Interview Bruno Puech : en quoi l’appel à une AMOA peut être réellement créateur de valeur pour les projets EPM ?

Le rôle de l’AMOA (assistance à maîtrise d’ouvrage) dans les projets de transformation Finance

Les projets de transformation de la fonction Finance ont de forts enjeux et par conséquent, de nombreux impacts. Qu’il s’agisse de changements parmi les outils du SI Finance, d’évolution des processus métier…, la question de faire appel à une AMOA se pose fréquemment, mais quelle est la valeur ajoutée de l’assistance à la maîtrise d’ouvrage concrètement ? Doit-elle intervenir uniquement en amont dans l’aide au choix des outils, ou au contraire s’inscrire dans la durée jusqu’à accompagner la conduite du changement ?

C’est pour mieux comprendre le rôle de l’AMOA dans la création de valeur autour des projets EPM que nous avons interviewé Bruno Puech, Directeur conseil et AMOA chez Smarthys. Bruno a commencé sa carrière au Crédit Agricole au sein du contrôle de gestion central où il a acquis une double compétence finance et technique qui lui a permis de proposer des solutions répondant parfaitement aux besoins métier. En intervenant auprès de différentes filiales pour améliorer leurs processus de contrôle de gestion, Bruno a évolué naturellement vers le métier du conseil et réalisé par la suite de nombreuses missions pour HSBC, Acadomia, Natixis, France Boissons, Grand Frais et Carrefour où il a rencontré les équipes Smarthys.

« J’ai tout de suite partagé la vision de Smarthys sur l’importance de la double compétence métier et technique.
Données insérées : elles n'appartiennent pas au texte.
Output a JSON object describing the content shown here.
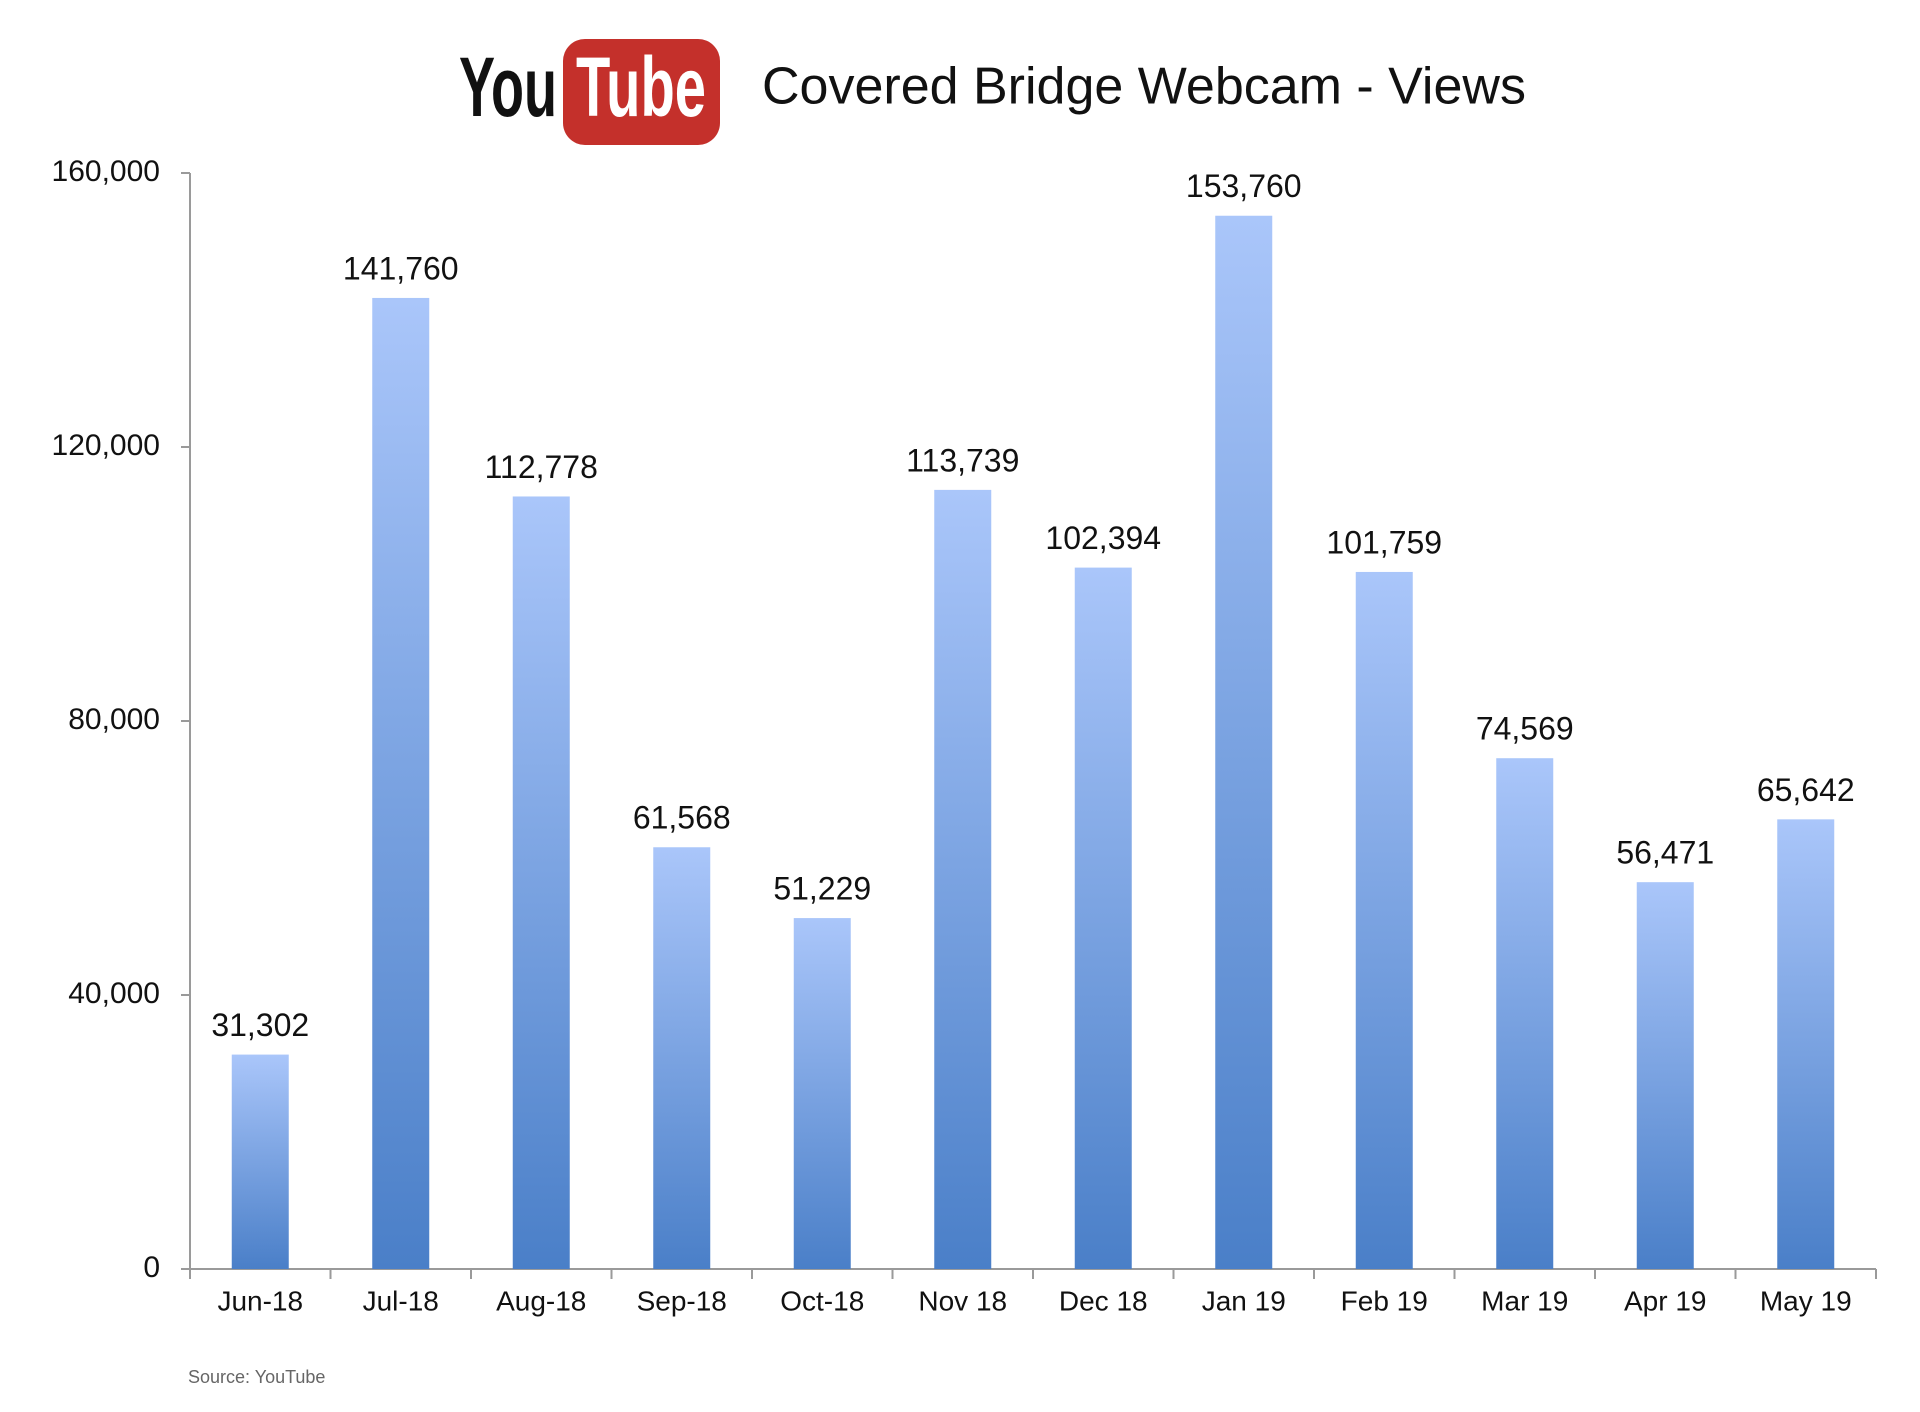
{
  "chart_data": {
    "type": "bar",
    "logo": {
      "left": "You",
      "right": "Tube"
    },
    "title": "Covered Bridge Webcam - Views",
    "source": "Source: YouTube",
    "categories": [
      "Jun-18",
      "Jul-18",
      "Aug-18",
      "Sep-18",
      "Oct-18",
      "Nov 18",
      "Dec 18",
      "Jan 19",
      "Feb 19",
      "Mar 19",
      "Apr 19",
      "May 19"
    ],
    "values": [
      31302,
      141760,
      112778,
      61568,
      51229,
      113739,
      102394,
      153760,
      101759,
      74569,
      56471,
      65642
    ],
    "value_labels": [
      "31,302",
      "141,760",
      "112,778",
      "61,568",
      "51,229",
      "113,739",
      "102,394",
      "153,760",
      "101,759",
      "74,569",
      "56,471",
      "65,642"
    ],
    "color": "#4a7fc8",
    "ylim": [
      0,
      160000
    ],
    "yticks": [
      0,
      {
        "value": 40000,
        "label": "40,000"
      },
      {
        "value": 80000,
        "label": "80,000"
      },
      {
        "value": 120000,
        "label": "120,000"
      },
      {
        "value": 160000,
        "label": "160,000"
      }
    ],
    "grid": false
  }
}
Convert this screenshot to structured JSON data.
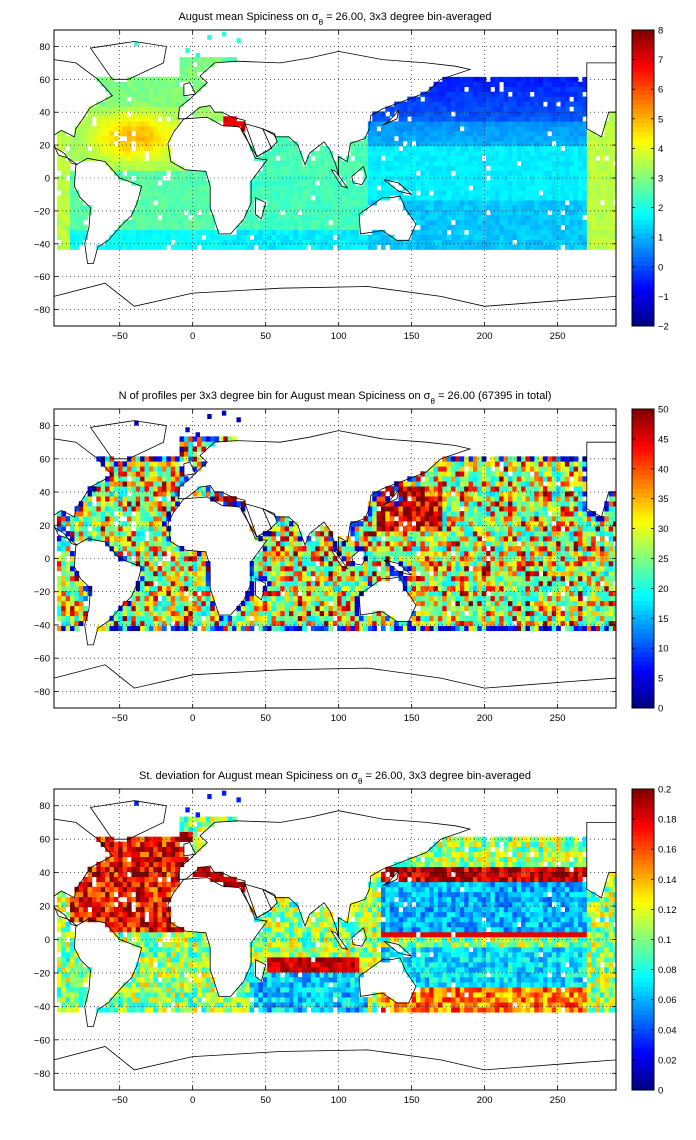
{
  "chart_data": [
    {
      "type": "heatmap",
      "title": "August mean Spiciness on σθ = 26.00, 3x3 degree bin-averaged",
      "title_parts": {
        "pre": "August mean Spiciness on σ",
        "sub": "θ",
        "post": " = 26.00, 3x3 degree bin-averaged"
      },
      "xlim": [
        -95,
        290
      ],
      "ylim": [
        -90,
        90
      ],
      "xticks": [
        -50,
        0,
        50,
        100,
        150,
        200,
        250
      ],
      "yticks": [
        -80,
        -60,
        -40,
        -20,
        0,
        20,
        40,
        60,
        80
      ],
      "grid": true,
      "colorbar": {
        "min": -2,
        "max": 8,
        "ticks": [
          -2,
          -1,
          0,
          1,
          2,
          3,
          4,
          5,
          6,
          7,
          8
        ]
      },
      "field": "spiciness"
    },
    {
      "type": "heatmap",
      "title": "N of profiles per 3x3 degree bin for August mean Spiciness on σθ = 26.00 (67395 in total)",
      "title_parts": {
        "pre": "N of profiles per 3x3 degree bin for August mean Spiciness on σ",
        "sub": "θ",
        "post": " = 26.00 (67395 in total)"
      },
      "xlim": [
        -95,
        290
      ],
      "ylim": [
        -90,
        90
      ],
      "xticks": [
        -50,
        0,
        50,
        100,
        150,
        200,
        250
      ],
      "yticks": [
        -80,
        -60,
        -40,
        -20,
        0,
        20,
        40,
        60,
        80
      ],
      "grid": true,
      "colorbar": {
        "min": 0,
        "max": 50,
        "ticks": [
          0,
          5,
          10,
          15,
          20,
          25,
          30,
          35,
          40,
          45,
          50
        ]
      },
      "field": "count"
    },
    {
      "type": "heatmap",
      "title": "St. deviation for August mean Spiciness on σθ = 26.00, 3x3 degree bin-averaged",
      "title_parts": {
        "pre": "St. deviation for August mean Spiciness on σ",
        "sub": "θ",
        "post": " = 26.00, 3x3 degree bin-averaged"
      },
      "xlim": [
        -95,
        290
      ],
      "ylim": [
        -90,
        90
      ],
      "xticks": [
        -50,
        0,
        50,
        100,
        150,
        200,
        250
      ],
      "yticks": [
        -80,
        -60,
        -40,
        -20,
        0,
        20,
        40,
        60,
        80
      ],
      "grid": true,
      "colorbar": {
        "min": 0,
        "max": 0.2,
        "ticks": [
          0,
          0.02,
          0.04,
          0.06,
          0.08,
          0.1,
          0.12,
          0.14,
          0.16,
          0.18,
          0.2
        ]
      },
      "field": "stdev"
    }
  ]
}
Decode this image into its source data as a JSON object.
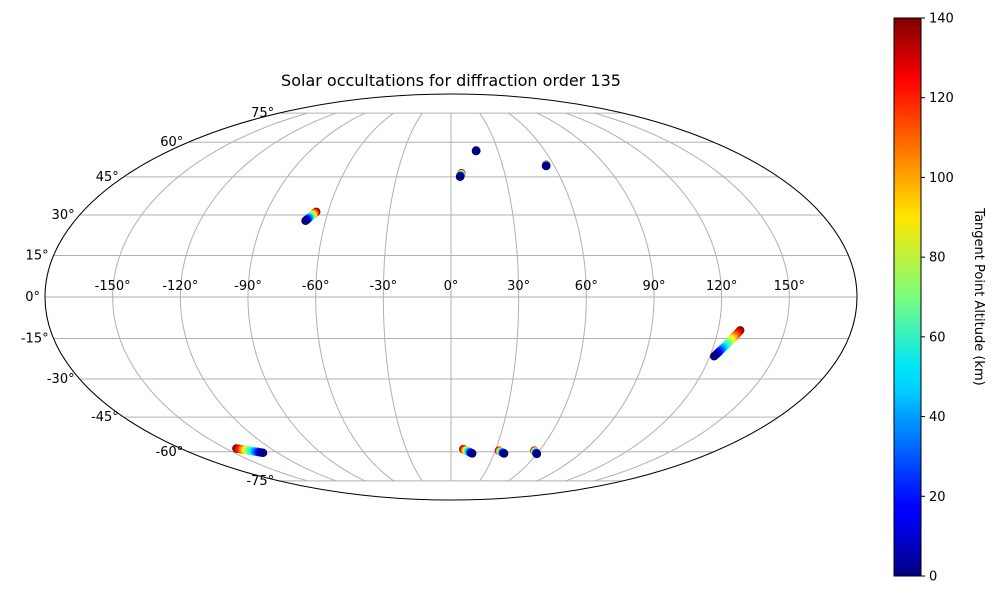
{
  "chart_data": {
    "type": "scatter",
    "projection": "mollweide",
    "title": "Solar occultations for diffraction order 135",
    "lon_ticks": [
      "-150°",
      "-120°",
      "-90°",
      "-60°",
      "-30°",
      "0°",
      "30°",
      "60°",
      "90°",
      "120°",
      "150°"
    ],
    "lon_tick_values": [
      -150,
      -120,
      -90,
      -60,
      -30,
      0,
      30,
      60,
      90,
      120,
      150
    ],
    "lat_ticks": [
      "-75°",
      "-60°",
      "-45°",
      "-30°",
      "-15°",
      "0°",
      "15°",
      "30°",
      "45°",
      "60°",
      "75°"
    ],
    "lat_tick_values": [
      -75,
      -60,
      -45,
      -30,
      -15,
      0,
      15,
      30,
      45,
      60,
      75
    ],
    "grid": true,
    "colormap": "jet",
    "colorbar": {
      "label": "Tangent Point Altitude (km)",
      "range": [
        0,
        140
      ],
      "ticks": [
        "0",
        "20",
        "40",
        "60",
        "80",
        "100",
        "120",
        "140"
      ],
      "tick_values": [
        0,
        20,
        40,
        60,
        80,
        100,
        120,
        140
      ]
    },
    "series": [
      {
        "values": [
          {
            "lon": -69.6,
            "lat": 27.8,
            "alt": 0
          },
          {
            "lon": -65.8,
            "lat": 31.2,
            "alt": 140
          }
        ]
      },
      {
        "values": [
          {
            "lon": 5.0,
            "lat": 45.0,
            "alt": 0
          },
          {
            "lon": 5.8,
            "lat": 46.5,
            "alt": 140
          }
        ]
      },
      {
        "values": [
          {
            "lon": 16.0,
            "lat": 56.0,
            "alt": 0
          },
          {
            "lon": 16.2,
            "lat": 56.3,
            "alt": 140
          }
        ]
      },
      {
        "values": [
          {
            "lon": 55.2,
            "lat": 49.5,
            "alt": 0
          },
          {
            "lon": 55.6,
            "lat": 50.0,
            "alt": 140
          }
        ]
      },
      {
        "values": [
          {
            "lon": 122.0,
            "lat": -21.5,
            "alt": 0
          },
          {
            "lon": 130.0,
            "lat": -12.0,
            "alt": 140
          }
        ]
      },
      {
        "values": [
          {
            "lon": -130.0,
            "lat": -60.5,
            "alt": 0
          },
          {
            "lon": -143.0,
            "lat": -58.5,
            "alt": 140
          }
        ]
      },
      {
        "values": [
          {
            "lon": 14.8,
            "lat": -60.8,
            "alt": 0
          },
          {
            "lon": 8.2,
            "lat": -58.8,
            "alt": 140
          }
        ]
      },
      {
        "values": [
          {
            "lon": 37.0,
            "lat": -60.8,
            "alt": 0
          },
          {
            "lon": 32.5,
            "lat": -59.5,
            "alt": 140
          }
        ]
      },
      {
        "values": [
          {
            "lon": 60.0,
            "lat": -61.0,
            "alt": 0
          },
          {
            "lon": 56.5,
            "lat": -59.5,
            "alt": 140
          }
        ]
      }
    ]
  }
}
J’ai toujours été convaincu que le conseil doit intégrer toutes les implications techniques pour être vraiment performant. C’est ce que la technique permet de faire pour améliorer les processus métier qui est réellement intéressant. C’est pourquoi j’ai décidé de rejoindre Smarthys en janvier 2023 pour contribuer au développement du pôle Conseil et AMOA… »

Pouvez-vous nous partager un exemple de projet sur lequel vous avez contribué à transformer la direction financière ?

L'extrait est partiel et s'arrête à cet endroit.